I’m writing 2 programs in Windows 10 to do something like below:
app1: Take an opencv gpuMat do some compute and save the huge date into memory
app2: read from the memory and render it.
I’m now using the host memory to transmit the huge amount of data and it is too slow.( app1 device memory -> app1 host memory -> app2 host memory -> app2 device memory )
What I want is to know if there is a way to pass the device pointer from app1 to app2.
I know there is a way to doing it in Linux with the Inter-process communication (IPC). I am exploring the idea of cuda contexts. I found this question asked in 2009 https://devtalk.nvidia.com/default/topic/418234/?comment=2920332#reply
However I know at that time contexts were related to threads. That changed later to include multi-threding and now they are related per device per processes. https://devtalk.nvidia.com/default/topic/519087/cuda-context-and-threading/?offset=4
I think each app in my case has its own context, being each one a process itself. However I also found that it is not possible to pass pointers between contexts. However reading the driver API https://docs.nvidia.com/cuda/cuda-driver-api/group__CUDA__CTX.html#group__CUDA__CTX, there are functions to pop and push contexts, which gave me the idea of a process driven by app1 being able to pop its cuda context and somehow the process driven by app2 can push it in its stack and in that way I can retrive my data pointer created in app1 and use it in app2.

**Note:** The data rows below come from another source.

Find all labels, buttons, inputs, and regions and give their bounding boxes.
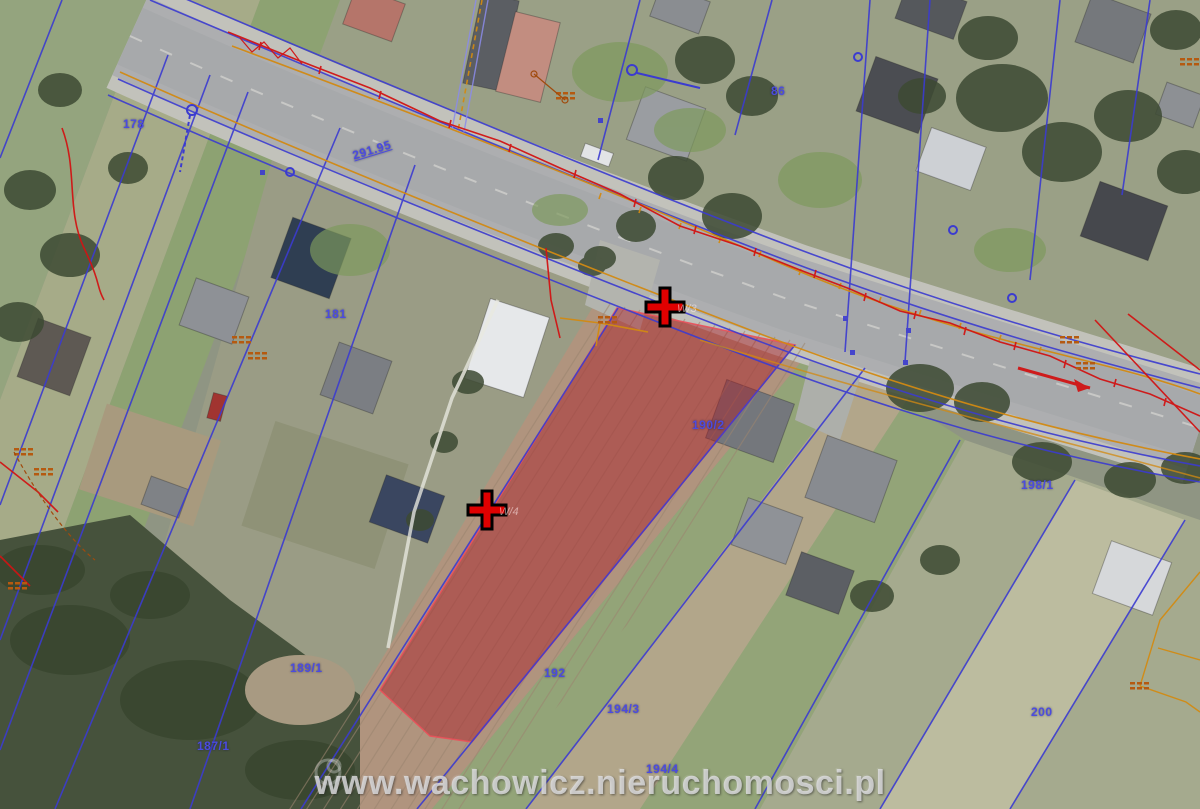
watermark: www.wachowicz.nieruchomosci.pl bbox=[314, 764, 885, 803]
aerial-imagery bbox=[0, 0, 1200, 809]
aerial-map: 17886291.95181190/2198/1189/1187/1192194… bbox=[0, 0, 1200, 809]
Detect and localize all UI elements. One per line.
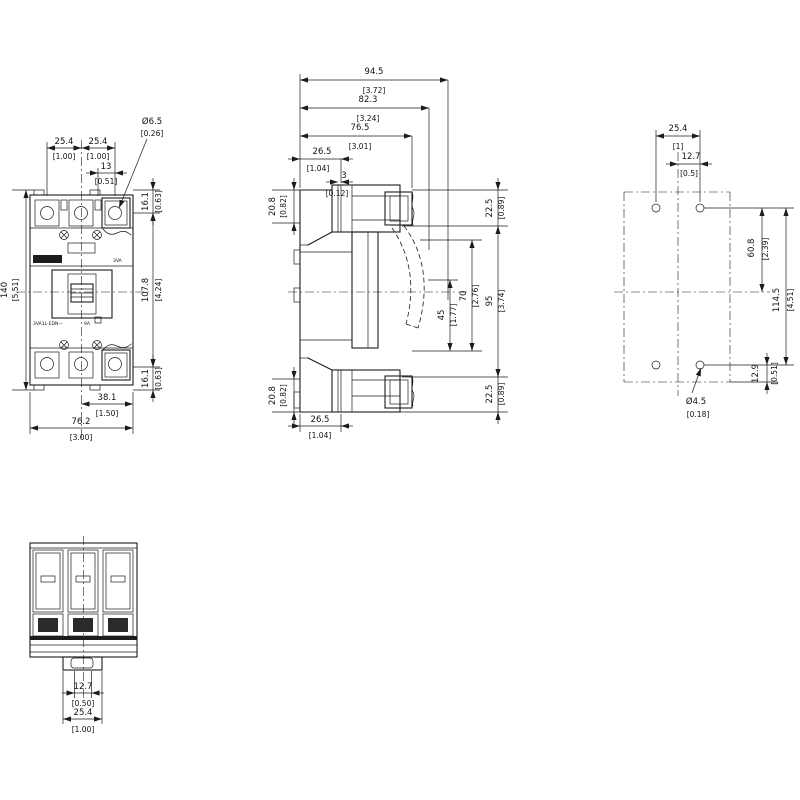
- brand-label: 3VA: [113, 258, 123, 264]
- dim-front-terminal-bottom-mm: 16.1: [141, 369, 151, 388]
- dim-side-front-step-in: [1.04]: [307, 164, 330, 173]
- dim-bottom-tab-width-in: [0.50]: [72, 699, 95, 708]
- dim-front-total-width-mm: 76.2: [72, 417, 91, 427]
- front-view: 3VA 3VA1L-EDN— 9A: [0, 116, 163, 442]
- dim-front-total-height-in: [5.51]: [11, 279, 20, 302]
- dim-drill-half-pitch-mm: 12.7: [682, 152, 701, 162]
- break-line-bottom: [103, 344, 131, 350]
- dim-side-front-span-mm: 95: [485, 296, 495, 307]
- dim-side-clearance-70-in: [2.76]: [471, 285, 480, 308]
- dim-front-hole-dia-in: [0.26]: [141, 129, 164, 138]
- dim-front-cover-height: 107.8 [4.24]: [133, 213, 163, 367]
- dim-side-front-span-in: [3.74]: [497, 290, 506, 313]
- dim-front-pitch-left-in: [1.00]: [53, 152, 76, 161]
- dim-side-clearance-70-mm: 70: [459, 291, 469, 302]
- dim-drill-upper-span-mm: 60.8: [747, 239, 757, 258]
- dim-side-clearance-45-in: [1.77]: [449, 304, 458, 327]
- dimension-drawing-svg: 3VA 3VA1L-EDN— 9A: [0, 0, 800, 800]
- mounting-hole-top-left: [652, 204, 660, 212]
- dim-side-clearance-45-mm: 45: [437, 310, 447, 321]
- type-label-black: [33, 255, 62, 263]
- side-escutcheon: [352, 232, 378, 348]
- dim-side-depth-terminal-mm: 82.3: [359, 95, 378, 105]
- dim-drill-hole-pitch-in: [1]: [673, 142, 684, 151]
- terminal-screw-top-right: [109, 207, 122, 220]
- dim-side-back-bottom-offset: 20.8 [0.82]: [268, 367, 300, 424]
- dim-front-hole-offset-mm: 13: [101, 162, 112, 172]
- dim-front-half-width-mm: 38.1: [98, 393, 117, 403]
- dim-drill-row-span-in: [4.51]: [786, 289, 795, 312]
- dim-drill-hole-dia-in: [0.18]: [687, 410, 710, 419]
- dim-front-cover-height-in: [4.24]: [154, 279, 163, 302]
- mounting-hole-bottom-right: [696, 361, 704, 369]
- mounting-hole-bottom-left: [652, 361, 660, 369]
- dim-drill-row-span: 114.5 [4.51]: [704, 208, 795, 365]
- dim-front-hole-offset: 13 [0.51]: [86, 162, 127, 196]
- dim-front-pitch-right-mm: 25.4: [89, 137, 108, 147]
- mounting-hole-top-right: [696, 204, 704, 212]
- dim-side-back-top-offset: 20.8 [0.82]: [268, 178, 300, 235]
- dim-front-total-width-in: [3.00]: [70, 433, 93, 442]
- dim-front-terminal-top: 16.1 [0.63]: [133, 178, 163, 225]
- dim-drill-bottom-offset: 12.9 [0.51]: [730, 353, 779, 394]
- cover-screw-right: [93, 231, 102, 240]
- dim-side-back-top-offset-mm: 20.8: [268, 197, 278, 216]
- dim-drill-row-span-mm: 114.5: [772, 288, 782, 312]
- dim-front-cover-height-mm: 107.8: [141, 278, 151, 302]
- terminal-screw-top-left: [41, 207, 54, 220]
- bottom-view: 12.7 [0.50] 25.4 [1.00]: [30, 536, 137, 734]
- terminal-screw-top-center: [75, 207, 88, 220]
- din-foot-tab: [71, 658, 93, 668]
- terminal-screw-bottom-right: [109, 358, 122, 371]
- dim-side-depth-terminal-in: [3.24]: [357, 114, 380, 123]
- dim-drill-half-pitch: 12.7 [0.5]: [666, 152, 712, 178]
- side-foot: [294, 392, 300, 408]
- rating-text: 9A: [84, 321, 91, 327]
- terminal-screw-bottom-left: [41, 358, 54, 371]
- dim-front-terminal-bottom: 16.1 [0.63]: [133, 355, 163, 402]
- dim-front-hole-offset-in: [0.51]: [95, 177, 118, 186]
- callout-drill-hole-dia: Ø4.5 [0.18]: [686, 368, 709, 419]
- dim-bottom-tab-width: 12.7 [0.50]: [62, 671, 104, 708]
- dim-drill-bottom-offset-mm: 12.9: [751, 364, 761, 383]
- dim-side-front-bottom-offset-in: [0.89]: [497, 383, 506, 406]
- dim-side-depth-body-in: [3.01]: [349, 142, 372, 151]
- dim-drill-upper-span: 60.8 [2.39]: [704, 208, 794, 292]
- dim-front-terminal-bottom-in: [0.63]: [154, 367, 163, 390]
- panel-outline: [614, 152, 770, 396]
- dim-side-front-bottom-offset-mm: 22.5: [485, 385, 495, 404]
- side-view-body: [294, 185, 424, 412]
- dim-side-front-step-mm: 26.5: [313, 147, 332, 157]
- dim-bottom-foot-width-in: [1.00]: [72, 725, 95, 734]
- toggle-handle: [71, 284, 93, 302]
- dim-side-handle-step-mm: 3: [341, 171, 346, 181]
- dim-side-front-top-offset: 22.5 [0.89]: [402, 178, 508, 226]
- dim-drill-half-pitch-in: [0.5]: [680, 169, 698, 178]
- handle-escutcheon: [52, 270, 112, 318]
- side-view: 94.5 [3.72] 82.3 [3.24] 76.5 [3.01] 26.5…: [268, 67, 508, 440]
- dim-side-clearance-70: 70 [2.76]: [412, 240, 482, 351]
- break-line-top: [103, 229, 131, 235]
- dim-drill-hole-dia-mm: Ø4.5: [686, 396, 706, 407]
- dim-side-front-bottom-offset: 22.5 [0.89]: [400, 377, 508, 424]
- dim-front-terminal-top-mm: 16.1: [141, 192, 151, 211]
- dim-side-base-depth-in: [1.04]: [309, 431, 332, 440]
- dim-drill-bottom-offset-in: [0.51]: [770, 362, 779, 385]
- dim-front-terminal-top-in: [0.63]: [154, 190, 163, 213]
- dim-side-depth-body-mm: 76.5: [351, 123, 370, 133]
- dim-side-front-top-offset-in: [0.89]: [497, 197, 506, 220]
- cover-screw-left: [60, 231, 69, 240]
- dim-side-clearance-45: 45 [1.77]: [428, 280, 458, 351]
- dim-front-pitch-right-in: [1.00]: [87, 152, 110, 161]
- dim-front-total-height-mm: 140: [0, 282, 10, 298]
- dim-side-base-depth-mm: 26.5: [311, 415, 330, 425]
- dim-side-front-span: 95 [3.74]: [402, 226, 508, 377]
- dim-side-depth-total-mm: 94.5: [365, 67, 384, 77]
- terminal-screw-bottom-center: [75, 358, 88, 371]
- drilling-plan: 25.4 [1] 12.7 [0.5] 60.8 [2.39] 114.5 [4…: [614, 124, 795, 419]
- cable-curve-inner: [392, 228, 411, 324]
- din-clip-lower: [294, 288, 300, 302]
- dim-bottom-tab-width-mm: 12.7: [74, 682, 93, 692]
- dim-side-back-bottom-offset-mm: 20.8: [268, 386, 278, 405]
- dim-side-depth-total-in: [3.72]: [363, 86, 386, 95]
- dim-drill-hole-pitch-mm: 25.4: [669, 124, 688, 134]
- dim-drill-upper-span-in: [2.39]: [761, 238, 770, 261]
- technical-drawing: 3VA 3VA1L-EDN— 9A: [0, 0, 800, 800]
- dim-side-back-bottom-offset-in: [0.82]: [279, 384, 288, 407]
- dim-side-handle-step-in: [0.12]: [326, 189, 349, 198]
- dim-front-hole-dia-mm: Ø6.5: [142, 116, 162, 127]
- dim-side-base-depth: 26.5 [1.04]: [288, 414, 353, 440]
- dim-side-back-top-offset-in: [0.82]: [279, 195, 288, 218]
- dim-front-total-height: 140 [5.51]: [0, 190, 34, 390]
- dim-front-pitch-left-mm: 25.4: [55, 137, 74, 147]
- dim-side-front-top-offset-mm: 22.5: [485, 199, 495, 218]
- dim-bottom-foot-width-mm: 25.4: [74, 708, 93, 718]
- type-line-text: 3VA1L-EDN—: [33, 321, 63, 327]
- dim-front-pitch-right: 25.4 [1.00]: [82, 137, 116, 161]
- dim-front-half-width-in: [1.50]: [96, 409, 119, 418]
- din-clip-upper: [294, 250, 300, 264]
- cable-curve-outer: [404, 226, 424, 328]
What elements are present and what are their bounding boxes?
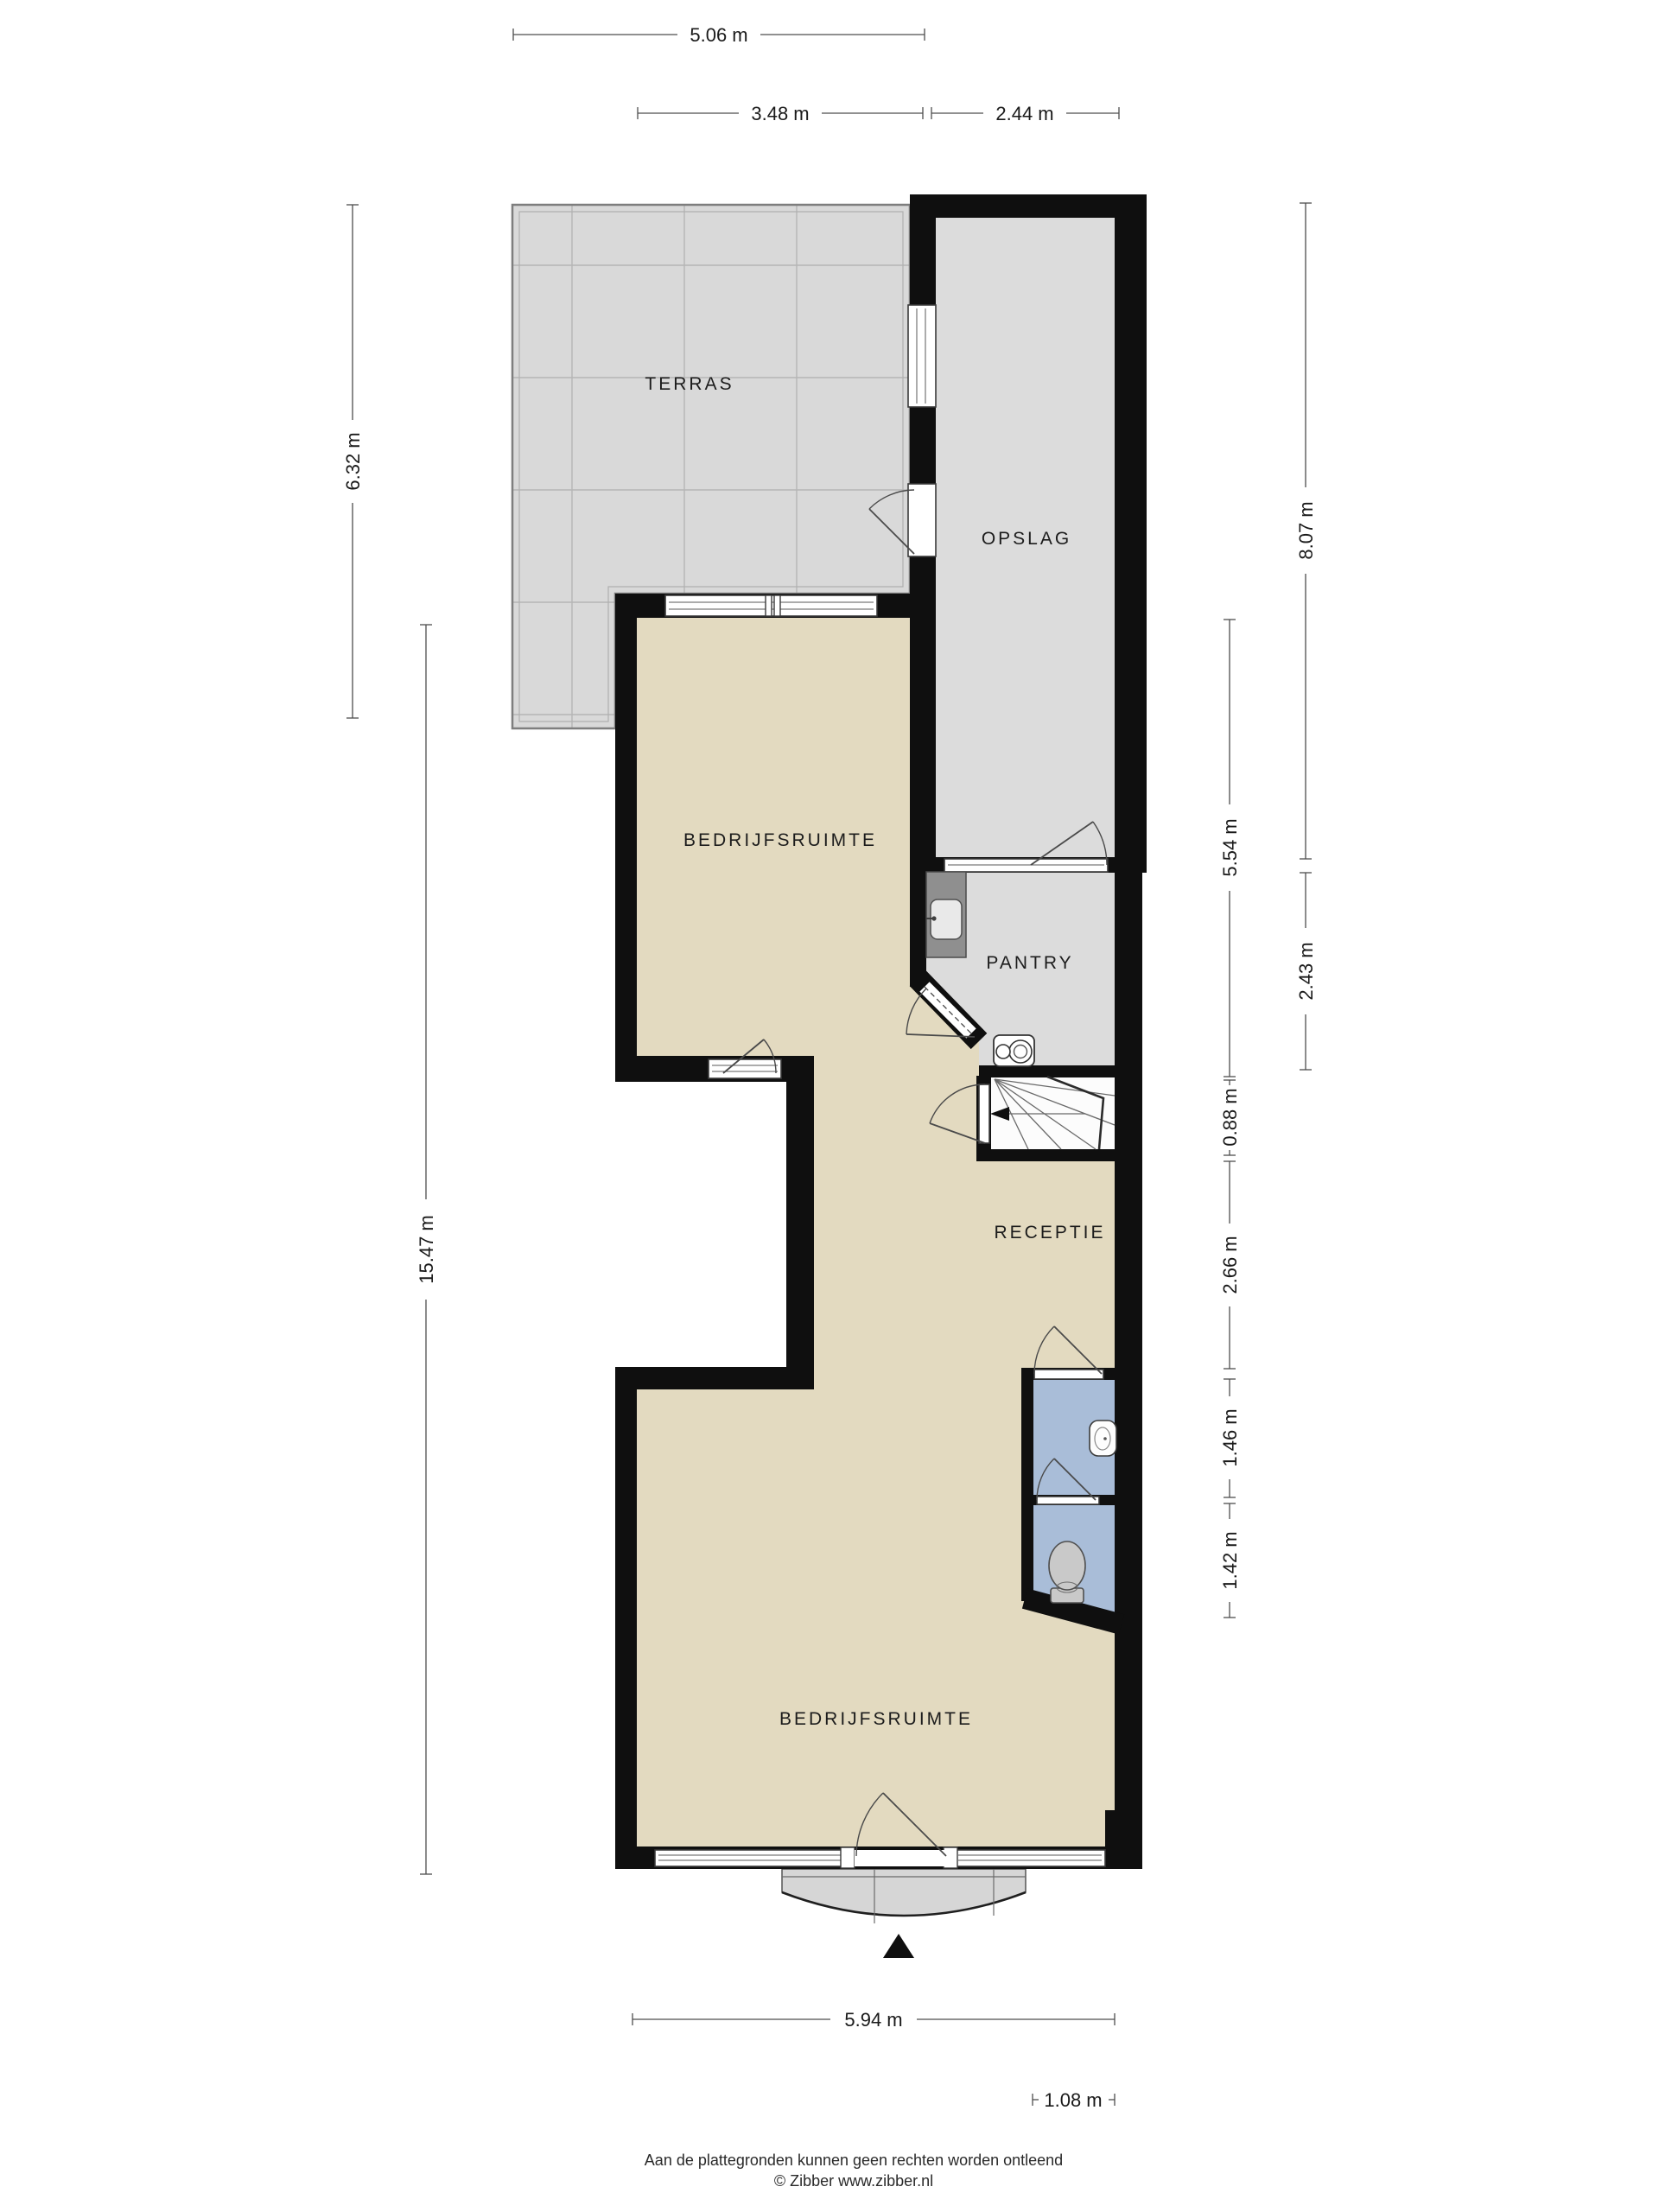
svg-text:5.06 m: 5.06 m	[690, 24, 747, 46]
dim-right-toilet-boven: 1.46 m	[1219, 1379, 1241, 1497]
svg-text:1.08 m: 1.08 m	[1044, 2089, 1102, 2111]
window	[709, 1059, 781, 1078]
footer-credit: © Zibber www.zibber.nl	[774, 2172, 933, 2190]
svg-text:8.07 m: 8.07 m	[1295, 501, 1317, 559]
room-label-bedrijfsruimte-beneden: BEDRIJFSRUIMTE	[779, 1709, 973, 1729]
footer: Aan de plattegronden kunnen geen rechten…	[645, 2152, 1063, 2190]
svg-text:3.48 m: 3.48 m	[751, 103, 809, 124]
dim-top-total: 5.06 m	[513, 24, 925, 46]
window	[655, 1850, 844, 1866]
washbasin-icon	[1090, 1421, 1116, 1456]
dim-left-total: 15.47 m	[416, 625, 437, 1874]
svg-text:5.94 m: 5.94 m	[844, 2009, 902, 2031]
dim-top-right: 2.44 m	[931, 103, 1119, 124]
room-label-pantry: PANTRY	[986, 953, 1073, 973]
dim-bottom-total: 5.94 m	[632, 2009, 1115, 2031]
dim-left-terras: 6.32 m	[342, 205, 364, 718]
window	[908, 305, 936, 407]
dim-right-opslag: 8.07 m	[1295, 203, 1317, 859]
svg-text:6.32 m: 6.32 m	[342, 432, 364, 490]
window	[665, 595, 877, 616]
toilet-icon	[1049, 1541, 1085, 1603]
entrance-canopy	[782, 1869, 1026, 1923]
svg-text:1.46 m: 1.46 m	[1219, 1408, 1241, 1466]
floor-plan-svg: TERRAS OPSLAG BEDRIJFSRUIMTE PANTRY RECE…	[0, 0, 1659, 2212]
dim-right-pantry: 2.43 m	[1295, 873, 1317, 1070]
svg-text:1.42 m: 1.42 m	[1219, 1531, 1241, 1589]
svg-text:5.54 m: 5.54 m	[1219, 818, 1241, 876]
dim-top-left: 3.48 m	[638, 103, 923, 124]
dim-right-werkruimte: 5.54 m	[1219, 620, 1241, 1077]
svg-text:0.88 m: 0.88 m	[1219, 1088, 1241, 1146]
room-label-bedrijfsruimte-boven: BEDRIJFSRUIMTE	[683, 830, 877, 850]
svg-text:2.43 m: 2.43 m	[1295, 942, 1317, 1000]
dim-right-toilet-onder: 1.42 m	[1219, 1503, 1241, 1618]
entrance-arrow-icon	[883, 1934, 914, 1958]
dim-bottom-entree: 1.08 m	[1033, 2089, 1115, 2111]
kitchen-counter	[926, 872, 966, 957]
svg-text:2.44 m: 2.44 m	[995, 103, 1053, 124]
door-jamb	[944, 1847, 957, 1868]
footer-disclaimer: Aan de plattegronden kunnen geen rechten…	[645, 2152, 1063, 2169]
dim-right-receptie: 2.66 m	[1219, 1161, 1241, 1369]
floor-plan-page: TERRAS OPSLAG BEDRIJFSRUIMTE PANTRY RECE…	[0, 0, 1659, 2212]
window	[955, 1850, 1105, 1866]
svg-text:2.66 m: 2.66 m	[1219, 1236, 1241, 1294]
window	[944, 859, 1108, 872]
door-jamb	[841, 1847, 855, 1868]
boiler-icon	[994, 1035, 1034, 1066]
room-label-receptie: RECEPTIE	[994, 1223, 1105, 1243]
room-label-opslag: OPSLAG	[982, 529, 1071, 549]
dim-right-trap: 0.88 m	[1219, 1080, 1241, 1155]
svg-text:15.47 m: 15.47 m	[416, 1215, 437, 1284]
room-label-terras: TERRAS	[645, 374, 734, 394]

Is this possible? If so, how?
// App1: has data stream send by MPI with a cpu memory to an image h_inIm, // I also have access to ncols and nrows // there are other ways to create the gpuMat, for example: creating a mat header for h_inIm // and then using cv::Mat::upload to create inImg. However I want the cuda context so I use the // cuda runtime calls to make sure I have created a context CUresult a; CUcontext pctx; cudaSetDevice(0); // runtime API creates context here unsigned int arraySz = nrows * ncols*sizeof(float); const size_t step = ncols * sizeof(float); float * d_inIm; cudaMalloc((void **) &d_inIm, arraySz); cudaMemcpy(d_inIm, h_inIm, arraySz, cudaMemcpyHostToDevice); cv::cuda::GpuMat inImg = cv::cuda::GpuMat(nrows, ncols, CV_32F, static_cast<char*>(*d_inIm),step); cv::cuda::GpuMat outImg(nrows, ncols, CV_32F); //... do some operation with opencv in the gpu so, d_inIm becomes d_outIm someFunc(inImg,outImg); // Now I want to pass a pointer to outImg, this is outImg.data in a stream through MPI to App2 // I do not want to go to the host to pass the data //My problem is that as soon as app1 is finished outImg's pointer will get out of scope //and I am not able to pass it. I think here I can do something like: a = cuCtxGetCurrent(&pctx); assert(a == CUDA_SUCCESS); a = cuCtxPopCurrent ( &pctx ); //can I send pctx through a stream using MPI ? If so how app2 will acquire it? // My intuition tells me that it will get destroyed when app1 finished. //Or can I use a = cuCtxPopCurrent ( &pctx ); in app1 as my last call? // then inside app2 has a call to a = cuCtxPushCurrent ( &pctx ); ?
I would really appreciate any help you can provide.